Он долго размышлял над этим. Почему он успокаивается, держа в руках пистолет? Откуда эти навыки? Он пытался вспомнить подобный опыт, но провалы в памяти обрекли все на неудачу. Правда, еще теплилась надежда, что пистолет поможет ему хоть что-нибудь припомнить. Поэтому он так расстроился, когда Кендал забрала игрушку.
— А я все равно найду, — упрямо буркнул он.
— На сей раз и не надейся.
— Буду искать, пока не найду.
— Отнюдь.
— Чей он вообще-то?
— Мой.
— Кормящие матери редко носят с собой оружие, Кендал. Зачем тебе пистолет? Неужели ты похитила меня, пригрозив оружием? Может, ты держишь меня в качестве заложника?
Она весело рассмеялась в ответ.
— Как думаешь, сколько ты стоишь? Думаешь, ты очень богат?
Он на мгновение задумался, потом решительно покачал головой:
— Нет, вряд ли.
— Помнишь, ты сам настоял, чтобы я взяла тебя с собой? Не будешь же ты утверждать, что из больницы я забрала тебя насильно?
Да, все верно, подумал он.
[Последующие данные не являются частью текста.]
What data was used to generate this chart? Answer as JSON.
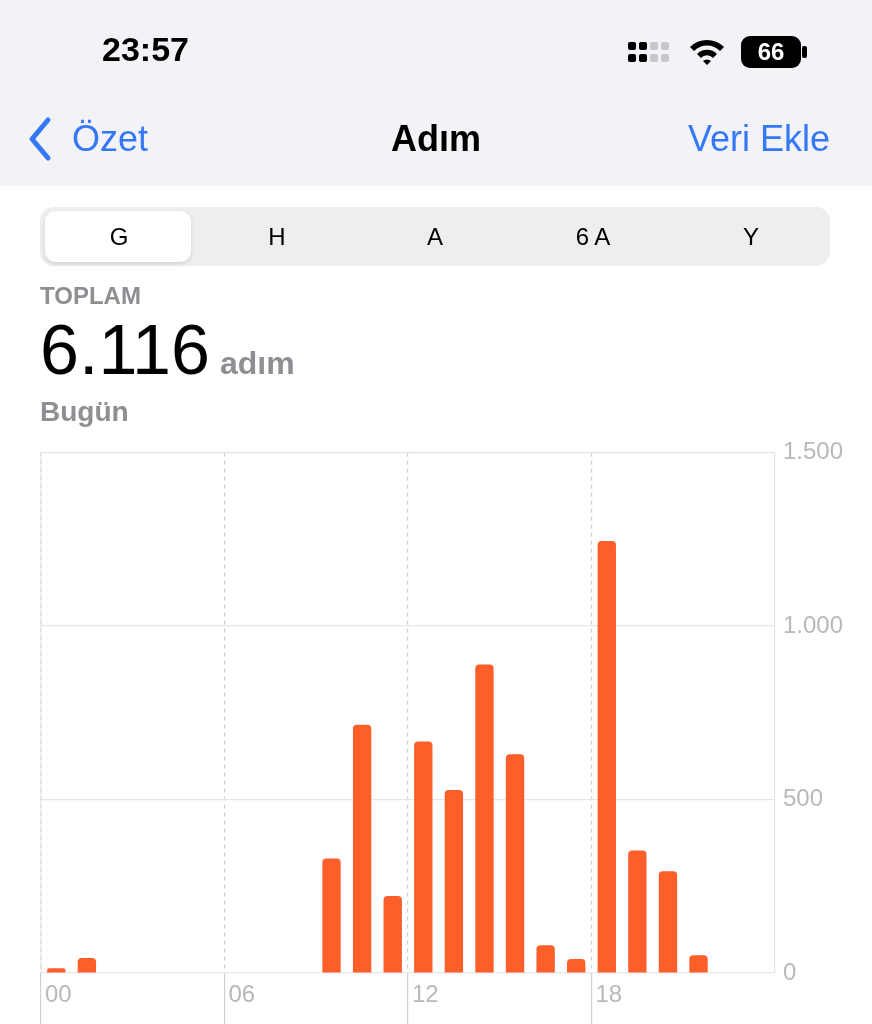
{
  "chart_data": {
    "type": "bar",
    "title": "Adım",
    "annotations": [
      "23:57",
      "66",
      "Özet",
      "Veri Ekle",
      "G",
      "H",
      "A",
      "6 A",
      "Y",
      "TOPLAM",
      "6.116",
      "adım",
      "Bugün"
    ],
    "categories": [
      "00",
      null,
      null,
      null,
      null,
      null,
      "06",
      null,
      null,
      null,
      null,
      null,
      "12",
      null,
      null,
      null,
      null,
      null,
      "18",
      null,
      null,
      null,
      null,
      null
    ],
    "values": [
      14,
      43,
      0,
      0,
      0,
      0,
      0,
      0,
      0,
      330,
      715,
      222,
      667,
      527,
      889,
      630,
      80,
      40,
      1245,
      353,
      293,
      51,
      0,
      0
    ],
    "color": "#fd5e2a",
    "ylim": [
      0,
      1500
    ],
    "yticks": [
      0,
      500,
      {
        "value": 1000,
        "label": "1.000"
      },
      {
        "value": 1500,
        "label": "1.500"
      }
    ],
    "grid": true,
    "legend": false
  }
}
Она не заставляла его бежать вместе. Значит, предположение о похищении и содержании в качестве заложника летит ко всем чертям.
— Пистолет небось в том же месте, что и ключи от машины?
— А зачем тебе ключи?
— А зачем ты их спрятала?
— Ну, преподнесу я ключи на голубом блюдечке с золотой каемочкой, и что ты будешь с ними делать? — лукаво поинтересовалась женщина. — Ты ведь все равно не сможешь вести машину одной левой.
— Но могу попробовать, черт возьми.
— И сможешь оставить меня и Кевина без средства передвижения?
— Точно так же, как ты собиралась бросить меня при первом же удобном случае, — тотчас парировал он, выразительно взглянув ей в глаза. — Должен же я с чего-то начать..
Надо покончить с этим раз и навсегда.
Кендал соскочила с кровати, подвинула к себе поднос, что лежал на ночном столике. Он подозрительно наблюдал за ее действиями: она достала пластиковую бутылку со спиртовой растиркой: маленькие ножницы и спирт.
— Значит, покончить раз и навсегда? Давай снимем швы с твоих ран.
— Черта с два.
— Да не бойся ты, это не страшно.
— Легко тебе говорить. Швы-то не твои. Почему бы нам не обратиться к врачу?
Кендал смочила спиртом кусочек марли.
— В этом нет никакой необходимости. Швы следует просто надрезать, а затем вытащить пинцетом. Я видела, и не раз, как это делается.
— А я видел операцию на открытом сердце, — возразил он. — Но это же отнюдь не означает, что я могу проделать то же самое.
— Когда это ты видел подобное?
— Обычная метафора. — Джон кивнул на поднос. Сейчас же убери всю эту дрянь подальше. С этими ножницами я тебя к себе не подпущу. Откуда мне знать, вдруг ты перережешь мне вены?
— Задумай я это сделать, выбрала бы более подходящее время — когда ты спишь. Да и не стала бы ждать две недели.
В этом есть свой резон, подумал он. Она, безусловно, хочет от него избавиться, но вряд ли пойдет на убийство.